The solution: the $5 arts & crafts hole punch and a $5 film-leader puller

One perhaps non-obvious solution is to permanently mark the film leader. You obviously can’t do this with a pen because the writeable part of the film will get washed off in processing.

The most effective way I have found to achieve this is with craft hole punches, which come in various hole sizes (1/16, 1/8, and 1/4″ – 1.5mm, 3mm, or 6mm), as well as a variety of shapes (round, hearts, stars, diamonds). As long as you make the marks on a part of the leader that will not be discarded (so not the long thin tongue part on commercially loaded film), these will survive the development process and won’t go anywhere until you snip them off. The uses are numerous:

— Bulk-loaded film: If you punch the leaders with a distinctive mark, you can avoid mistaking one type of film for another. For example, where it is very easy to confuse bulk-loaded Ultrafine Xtreme 400 and Ilford Pan F Plus, punching the Ultrafine with a heart will help you avoid mixing things up when loading your camera.

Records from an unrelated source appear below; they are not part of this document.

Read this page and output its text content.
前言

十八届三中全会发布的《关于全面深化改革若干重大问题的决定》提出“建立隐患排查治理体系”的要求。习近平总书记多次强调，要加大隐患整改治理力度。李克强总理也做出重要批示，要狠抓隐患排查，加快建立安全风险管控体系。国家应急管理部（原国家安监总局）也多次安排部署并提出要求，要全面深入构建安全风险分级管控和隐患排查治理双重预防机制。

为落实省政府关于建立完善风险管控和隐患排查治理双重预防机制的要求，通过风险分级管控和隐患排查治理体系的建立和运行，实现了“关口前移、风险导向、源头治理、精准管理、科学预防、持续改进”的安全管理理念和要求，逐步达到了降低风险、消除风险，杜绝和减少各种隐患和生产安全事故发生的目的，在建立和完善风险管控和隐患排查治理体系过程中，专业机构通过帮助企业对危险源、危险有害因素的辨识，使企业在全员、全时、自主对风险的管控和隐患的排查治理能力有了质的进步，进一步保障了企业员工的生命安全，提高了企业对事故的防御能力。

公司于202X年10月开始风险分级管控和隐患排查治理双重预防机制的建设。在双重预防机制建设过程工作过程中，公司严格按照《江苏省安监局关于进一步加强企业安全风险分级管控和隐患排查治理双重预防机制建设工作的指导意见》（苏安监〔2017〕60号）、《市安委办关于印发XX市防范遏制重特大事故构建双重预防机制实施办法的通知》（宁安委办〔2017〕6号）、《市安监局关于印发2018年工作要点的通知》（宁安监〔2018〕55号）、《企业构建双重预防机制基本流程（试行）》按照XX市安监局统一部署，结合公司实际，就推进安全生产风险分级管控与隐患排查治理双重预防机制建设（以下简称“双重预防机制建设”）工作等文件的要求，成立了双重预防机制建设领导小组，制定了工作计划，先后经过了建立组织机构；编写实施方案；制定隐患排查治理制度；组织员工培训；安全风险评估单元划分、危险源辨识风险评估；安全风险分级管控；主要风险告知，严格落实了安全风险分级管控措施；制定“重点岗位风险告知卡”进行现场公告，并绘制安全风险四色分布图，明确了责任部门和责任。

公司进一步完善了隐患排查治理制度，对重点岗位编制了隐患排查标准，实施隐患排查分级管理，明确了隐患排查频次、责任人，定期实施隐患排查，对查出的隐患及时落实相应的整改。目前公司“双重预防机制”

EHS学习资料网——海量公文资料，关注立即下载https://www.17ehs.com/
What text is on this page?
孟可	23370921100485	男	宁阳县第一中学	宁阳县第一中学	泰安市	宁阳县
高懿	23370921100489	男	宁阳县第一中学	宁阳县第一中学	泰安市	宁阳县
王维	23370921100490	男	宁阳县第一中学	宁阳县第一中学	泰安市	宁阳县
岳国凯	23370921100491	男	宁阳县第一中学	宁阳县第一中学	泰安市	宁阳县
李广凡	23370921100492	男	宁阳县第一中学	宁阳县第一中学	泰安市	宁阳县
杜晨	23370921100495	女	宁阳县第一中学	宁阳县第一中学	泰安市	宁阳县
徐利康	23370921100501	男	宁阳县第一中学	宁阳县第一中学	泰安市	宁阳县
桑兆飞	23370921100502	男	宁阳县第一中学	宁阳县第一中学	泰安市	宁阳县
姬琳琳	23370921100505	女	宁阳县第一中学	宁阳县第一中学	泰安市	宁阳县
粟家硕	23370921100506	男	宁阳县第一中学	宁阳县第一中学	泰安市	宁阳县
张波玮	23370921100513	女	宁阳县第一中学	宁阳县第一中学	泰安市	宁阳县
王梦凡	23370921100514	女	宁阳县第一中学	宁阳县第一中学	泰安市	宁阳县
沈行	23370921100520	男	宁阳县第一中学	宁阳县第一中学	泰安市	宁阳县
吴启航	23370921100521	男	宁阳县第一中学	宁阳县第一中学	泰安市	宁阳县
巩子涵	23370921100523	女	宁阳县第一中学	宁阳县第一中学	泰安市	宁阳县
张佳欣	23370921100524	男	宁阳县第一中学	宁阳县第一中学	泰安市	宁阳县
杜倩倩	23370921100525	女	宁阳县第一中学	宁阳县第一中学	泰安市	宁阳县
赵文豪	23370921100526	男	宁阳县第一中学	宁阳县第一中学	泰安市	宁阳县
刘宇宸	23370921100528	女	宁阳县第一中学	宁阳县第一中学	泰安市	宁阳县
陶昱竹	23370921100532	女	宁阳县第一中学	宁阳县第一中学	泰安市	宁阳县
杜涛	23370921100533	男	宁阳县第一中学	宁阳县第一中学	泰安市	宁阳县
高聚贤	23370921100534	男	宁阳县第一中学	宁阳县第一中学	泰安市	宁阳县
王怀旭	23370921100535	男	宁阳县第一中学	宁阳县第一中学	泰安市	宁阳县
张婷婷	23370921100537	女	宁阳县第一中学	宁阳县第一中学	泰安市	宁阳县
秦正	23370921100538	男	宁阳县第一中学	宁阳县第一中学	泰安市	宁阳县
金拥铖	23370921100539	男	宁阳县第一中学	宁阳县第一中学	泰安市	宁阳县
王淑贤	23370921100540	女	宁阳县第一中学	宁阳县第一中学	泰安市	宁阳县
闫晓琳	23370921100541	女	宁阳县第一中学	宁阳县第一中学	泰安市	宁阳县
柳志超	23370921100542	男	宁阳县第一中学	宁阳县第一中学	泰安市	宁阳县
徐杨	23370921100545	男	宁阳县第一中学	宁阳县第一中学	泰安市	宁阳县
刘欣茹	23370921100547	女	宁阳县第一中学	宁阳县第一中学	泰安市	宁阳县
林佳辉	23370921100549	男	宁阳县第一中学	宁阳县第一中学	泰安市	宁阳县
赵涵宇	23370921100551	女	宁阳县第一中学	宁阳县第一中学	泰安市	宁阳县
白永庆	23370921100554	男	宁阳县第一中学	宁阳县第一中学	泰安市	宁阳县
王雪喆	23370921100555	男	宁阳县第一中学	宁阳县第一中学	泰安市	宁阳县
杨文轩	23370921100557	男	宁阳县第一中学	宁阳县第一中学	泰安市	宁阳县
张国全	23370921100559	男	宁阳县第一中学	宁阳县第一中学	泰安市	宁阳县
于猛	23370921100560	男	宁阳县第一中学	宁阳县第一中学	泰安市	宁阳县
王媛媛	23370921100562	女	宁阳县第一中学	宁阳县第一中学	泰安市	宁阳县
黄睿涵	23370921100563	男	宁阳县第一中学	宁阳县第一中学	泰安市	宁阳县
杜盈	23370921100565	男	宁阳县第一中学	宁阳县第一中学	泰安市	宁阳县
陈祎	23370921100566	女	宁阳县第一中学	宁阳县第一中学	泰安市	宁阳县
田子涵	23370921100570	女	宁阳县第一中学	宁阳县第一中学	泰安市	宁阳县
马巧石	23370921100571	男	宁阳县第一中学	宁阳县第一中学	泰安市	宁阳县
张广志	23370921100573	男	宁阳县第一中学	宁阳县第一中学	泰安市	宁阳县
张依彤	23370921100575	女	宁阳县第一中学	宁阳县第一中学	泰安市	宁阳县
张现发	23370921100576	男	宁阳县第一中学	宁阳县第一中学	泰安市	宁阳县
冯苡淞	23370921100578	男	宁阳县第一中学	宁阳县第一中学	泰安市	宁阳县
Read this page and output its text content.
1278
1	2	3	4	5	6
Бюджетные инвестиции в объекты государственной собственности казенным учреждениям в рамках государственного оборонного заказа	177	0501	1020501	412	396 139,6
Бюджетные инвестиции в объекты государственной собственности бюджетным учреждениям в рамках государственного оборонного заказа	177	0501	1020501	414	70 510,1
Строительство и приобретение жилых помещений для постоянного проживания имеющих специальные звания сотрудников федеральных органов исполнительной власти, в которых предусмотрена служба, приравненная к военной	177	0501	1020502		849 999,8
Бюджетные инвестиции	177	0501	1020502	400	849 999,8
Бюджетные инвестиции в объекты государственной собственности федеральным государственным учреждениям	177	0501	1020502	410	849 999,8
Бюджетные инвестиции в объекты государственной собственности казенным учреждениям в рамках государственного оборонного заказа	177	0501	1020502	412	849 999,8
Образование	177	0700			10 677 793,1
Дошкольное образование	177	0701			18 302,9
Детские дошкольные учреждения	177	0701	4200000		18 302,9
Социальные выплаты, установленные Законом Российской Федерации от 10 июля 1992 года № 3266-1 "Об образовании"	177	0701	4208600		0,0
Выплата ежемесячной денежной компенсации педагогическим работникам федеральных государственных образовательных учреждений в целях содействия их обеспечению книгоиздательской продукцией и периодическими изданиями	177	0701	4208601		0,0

— Processing regime: If you are going to push-process film, punching the leader with a mark (such as a star) either before or after exposure will help prevent you from mixing up your N, N+1, and N+2 films. If you need to, you can use a leader-retriever to pull the leader out and mark it after fully rewinding.

— Order the film is shot: If you can’t imprint the first frame of a roll with a data back, you can use a number of punches to signify the order in which the roll is shot. You can even do this before you shoot the film.

— Camera or lens used: no data back records focal length, and camera bodies of the same make – assuming they even have a film-gate cutout for identification – use the same cutout (for example, Konica bodies usually have a triangle notched into the edge of each frame).